Can Grafana query RisingWave materialized views directly? Yes. Grafana's PostgreSQL data source plugin connects to RisingWave on port 4566. Point the data source at your RisingWave endpoint, and query fleet_dashboard, depot_utilization, or any other materialized view like a regular table.

How do I handle vehicles that are not currently charging? The fleet_current_state view uses DISTINCT ON (vehicle_id) ... ORDER BY event_ts DESC, so it always shows the latest known event regardless of whether the vehicle is actively charging. If a vehicle has been offline for more than 15 minutes, the last_updated column shows the last known event time.

Can I add GPS location to the dashboard? Yes. Add a GPS telemetry source (from a vehicle telematics Kafka topic) and join it with fleet_current_state on vehicle_id.
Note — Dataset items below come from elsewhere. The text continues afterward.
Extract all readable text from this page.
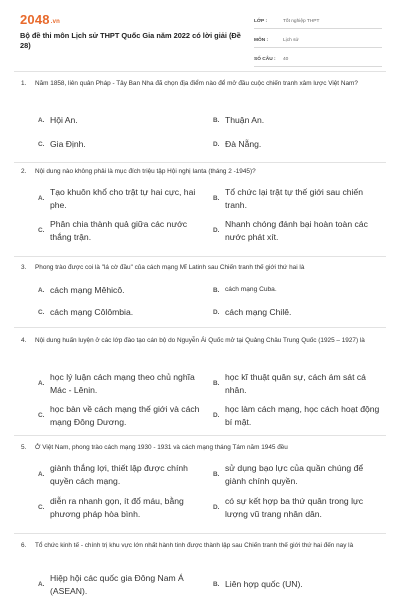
2048.vn
Bộ đề thi môn Lịch sử THPT Quốc Gia năm 2022 có lời giải (Đề 28)
LỚP :	Tốt nghiệp THPT
MÔN :	Lịch sử
SỐ CÂU :	40
1. Năm 1858, liên quân Pháp - Tây Ban Nha đã chọn địa điểm nào để mở đầu cuộc chiến tranh xâm lược Việt Nam?
A. Hội An.	B. Thuận An.
C. Gia Định.	D. Đà Nẵng.
2. Nội dung nào không phải là mục đích triệu tập Hội nghị Ianta (tháng 2 -1945)?
A.
Tạo khuôn khổ cho trật tự hai cực, hai phe.
B.
Tổ chức lại trật tự thế giới sau chiến tranh.
C.
Phân chia thành quả giữa các nước thắng trận.
D.
Nhanh chóng đánh bại hoàn toàn các nước phát xít.
3. Phong trào được coi là "lá cờ đầu" của cách mạng Mĩ Latinh sau Chiến tranh thế giới thứ hai là
A. cách mạng Mêhicô.	B. cách mạng Cuba.
C. cách mạng Côlômbia.	D. cách mạng Chilê.
4. Nội dung huấn luyện ở các lớp đào tạo cán bộ do Nguyễn Ái Quốc mở tại Quảng Châu Trung Quốc (1925 – 1927) là
A.
học lý luận cách mạng theo chủ nghĩa Mác - Lênin.
B.
học kĩ thuật quân sự, cách ám sát cá nhân.
C.
học bàn về cách mạng thế giới và cách mạng Đông Dương.
D.
học làm cách mạng, học cách hoạt động bí mật.
5. Ở Việt Nam, phong trào cách mạng 1930 - 1931 và cách mạng tháng Tám năm 1945 đều
A.
giành thắng lợi, thiết lập được chính quyền cách mạng.
B.
sử dụng bạo lực của quần chúng để giành chính quyền.
C.
diễn ra nhanh gọn, ít đổ máu, bằng phương pháp hòa bình.
D.
có sự kết hợp ba thứ quân trong lực lượng vũ trang nhân dân.
6. Tổ chức kinh tế - chính trị khu vực lớn nhất hành tinh được thành lập sau Chiến tranh thế giới thứ hai đến nay là
A.
Hiệp hội các quốc gia Đông Nam Á (ASEAN).
B. Liên hợp quốc (UN).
Include latitude, longitude columns in fleet_dashboard, and use Grafana's Geomap panel to display vehicle positions on a map.

What if multiple vehicles share the same charging station? Each session has a unique session_id. The fleet_current_state view is keyed by vehicle_id, so each vehicle gets one row regardless of how many sessions have occurred at the same station.

Key Takeaways

RisingWave materialized views provide sub-second fleet state updates by processing each OCPP event incrementally rather than on a polling schedule.
A DISTINCT ON pattern keyed by vehicle_id with ORDER BY event_ts DESC gives each vehicle a single current-state row in the dashboard view.
Joining the streaming state with a static vehicle registry enriches the dashboard with license plate, driver, and depot metadata without any ETL.
Low-SoC and stuck-session alerts fire automatically through Kafka sinks, reducing the monitoring burden on fleet dispatchers.